Latest post:

Rephrasing
July 17th, 2015
illustration

illustration (attribution, if any possible, is at the end of the article)

Rephrasing

   Expedient means mostly are about rephrasing teachings endlessly, in order to make them intelligible to beings in an endless variety of conditions and circumstances.

   When reading the attached quote, those who meditate might not easily agree that "it is easy to have calmness":  one quickly learns that the mind is restless and goes into many directions… The world's tendency doesn't appear to lean towards "calm", and the mind all too easily appropriates numberless stimuli  then gets carried away.
   According to the kalama sutta,  we shouldn't accept a quote based on the authority of the teacher: we might use it to reflect, to enquire, to question but not to blindly believe.
   This being said, it might  be easy to find calm in inactivity…  What is hard to find is inactivity itself, so maybe the quote is not so contradictory with the experience of meditation. 
   Inactivity… also known as 'extinguishing the fire', 'extinction', 'ceasing', 'cessation', etc! Does it ring a bell? The inactivity is not merely physical inactivity, it certainly covers the cessation of mental fabrications too.
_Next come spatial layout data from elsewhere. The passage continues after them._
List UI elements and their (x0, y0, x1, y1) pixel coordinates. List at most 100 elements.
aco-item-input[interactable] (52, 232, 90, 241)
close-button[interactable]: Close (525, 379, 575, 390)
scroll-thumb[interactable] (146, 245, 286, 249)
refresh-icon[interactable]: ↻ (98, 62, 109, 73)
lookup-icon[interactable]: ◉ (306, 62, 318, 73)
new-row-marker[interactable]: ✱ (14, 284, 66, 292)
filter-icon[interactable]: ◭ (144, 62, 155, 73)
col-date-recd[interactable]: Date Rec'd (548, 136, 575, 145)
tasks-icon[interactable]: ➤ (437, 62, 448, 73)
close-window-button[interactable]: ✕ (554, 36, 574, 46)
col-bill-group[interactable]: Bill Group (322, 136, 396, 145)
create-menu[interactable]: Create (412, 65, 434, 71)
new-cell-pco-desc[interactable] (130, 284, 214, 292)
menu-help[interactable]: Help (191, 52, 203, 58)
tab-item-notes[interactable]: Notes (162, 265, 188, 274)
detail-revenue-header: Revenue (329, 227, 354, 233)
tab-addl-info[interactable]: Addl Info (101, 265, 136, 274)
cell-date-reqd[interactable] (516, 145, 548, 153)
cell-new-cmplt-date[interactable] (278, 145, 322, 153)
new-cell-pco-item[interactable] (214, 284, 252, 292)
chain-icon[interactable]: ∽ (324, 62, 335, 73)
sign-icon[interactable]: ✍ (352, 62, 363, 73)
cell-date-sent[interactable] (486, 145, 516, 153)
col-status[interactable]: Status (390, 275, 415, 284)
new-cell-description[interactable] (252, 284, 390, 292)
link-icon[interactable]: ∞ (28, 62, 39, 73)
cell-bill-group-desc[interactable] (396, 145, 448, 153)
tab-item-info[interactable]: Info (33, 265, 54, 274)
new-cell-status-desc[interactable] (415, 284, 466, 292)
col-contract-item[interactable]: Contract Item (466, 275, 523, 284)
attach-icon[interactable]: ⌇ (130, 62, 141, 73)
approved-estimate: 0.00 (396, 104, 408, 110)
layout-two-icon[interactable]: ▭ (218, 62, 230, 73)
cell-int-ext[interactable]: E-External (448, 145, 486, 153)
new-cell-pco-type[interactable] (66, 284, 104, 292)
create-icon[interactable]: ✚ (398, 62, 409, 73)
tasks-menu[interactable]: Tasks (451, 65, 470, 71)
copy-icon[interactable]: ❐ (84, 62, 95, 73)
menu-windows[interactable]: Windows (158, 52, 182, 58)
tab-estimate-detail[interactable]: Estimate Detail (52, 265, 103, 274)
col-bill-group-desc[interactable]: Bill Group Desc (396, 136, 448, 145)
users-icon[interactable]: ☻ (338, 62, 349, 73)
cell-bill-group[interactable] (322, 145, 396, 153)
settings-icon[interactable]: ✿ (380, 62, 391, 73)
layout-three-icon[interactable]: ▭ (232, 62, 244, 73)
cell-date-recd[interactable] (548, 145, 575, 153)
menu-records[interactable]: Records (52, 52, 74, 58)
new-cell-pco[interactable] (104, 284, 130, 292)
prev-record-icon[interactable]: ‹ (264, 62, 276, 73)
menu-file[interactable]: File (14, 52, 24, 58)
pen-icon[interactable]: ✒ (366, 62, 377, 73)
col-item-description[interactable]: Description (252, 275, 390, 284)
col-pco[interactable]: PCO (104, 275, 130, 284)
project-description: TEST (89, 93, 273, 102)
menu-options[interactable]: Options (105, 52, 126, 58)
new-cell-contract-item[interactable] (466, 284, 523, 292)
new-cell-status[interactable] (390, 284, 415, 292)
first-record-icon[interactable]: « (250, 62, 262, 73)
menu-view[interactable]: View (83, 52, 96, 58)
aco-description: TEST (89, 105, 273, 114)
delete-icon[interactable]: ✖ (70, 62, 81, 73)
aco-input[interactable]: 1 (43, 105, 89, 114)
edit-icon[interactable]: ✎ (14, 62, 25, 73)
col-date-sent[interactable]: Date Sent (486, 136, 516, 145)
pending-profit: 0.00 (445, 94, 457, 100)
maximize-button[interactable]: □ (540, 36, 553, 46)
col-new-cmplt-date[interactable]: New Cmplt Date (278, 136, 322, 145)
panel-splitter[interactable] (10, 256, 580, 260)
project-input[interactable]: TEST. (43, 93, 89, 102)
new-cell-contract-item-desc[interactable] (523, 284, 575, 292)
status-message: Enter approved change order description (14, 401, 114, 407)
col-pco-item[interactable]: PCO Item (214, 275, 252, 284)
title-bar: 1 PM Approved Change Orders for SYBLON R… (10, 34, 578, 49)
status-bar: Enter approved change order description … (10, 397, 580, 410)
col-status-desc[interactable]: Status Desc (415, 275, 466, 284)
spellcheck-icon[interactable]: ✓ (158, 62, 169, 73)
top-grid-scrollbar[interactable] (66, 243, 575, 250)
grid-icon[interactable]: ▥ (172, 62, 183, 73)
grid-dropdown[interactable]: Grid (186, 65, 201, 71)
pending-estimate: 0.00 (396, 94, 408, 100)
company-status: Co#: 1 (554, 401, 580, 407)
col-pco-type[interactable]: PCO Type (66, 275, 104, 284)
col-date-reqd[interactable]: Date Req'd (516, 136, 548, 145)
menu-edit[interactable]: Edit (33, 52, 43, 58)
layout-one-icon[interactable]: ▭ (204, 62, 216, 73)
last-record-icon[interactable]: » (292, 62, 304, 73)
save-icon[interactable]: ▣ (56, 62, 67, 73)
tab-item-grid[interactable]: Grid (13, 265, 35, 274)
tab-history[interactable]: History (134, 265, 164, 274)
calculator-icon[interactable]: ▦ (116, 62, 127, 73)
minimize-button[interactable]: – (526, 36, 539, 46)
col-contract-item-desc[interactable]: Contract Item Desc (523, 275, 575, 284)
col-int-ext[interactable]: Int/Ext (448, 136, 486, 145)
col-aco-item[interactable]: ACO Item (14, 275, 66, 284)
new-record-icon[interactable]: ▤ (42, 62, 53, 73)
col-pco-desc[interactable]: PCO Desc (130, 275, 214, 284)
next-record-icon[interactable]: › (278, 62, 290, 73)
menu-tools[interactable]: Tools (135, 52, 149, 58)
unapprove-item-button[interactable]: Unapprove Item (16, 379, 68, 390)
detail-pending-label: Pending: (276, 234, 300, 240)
   We could rewrite the quote to make it more 'classic' for students of Buddhism. For example,
"it is easy to have calmness in inactivity,
it is hard to have calmness in activity,
but calmness in activity is true calmness"
   might be rewritten as
it's easy to have peace in nirvāṇa,
it's hard to have peace in saṃsāra,
but peace in saṃsāra is true nirvāṇa.

   « Nirvāṇa is saṃsāra » is one of the key tenets of Zen… The tradition of Shunryu Suzuki isn't a major surprise then, is it? ;-)
   « Nirvāṇa is peace » is the fourth "mark of existence"  (notably in Tibetan traditions), a characteristic added to the classical three: dukkha  (unsatisfactoriness), anicca  (impermanence), anatta  (selflessness).

#Buddhism #Dharma #quote  
by Mindah-Lee Kumar:
"It is easy to have calmness in inactivity, it is hard to have calmness in activity, but calmness in activity is true calmness."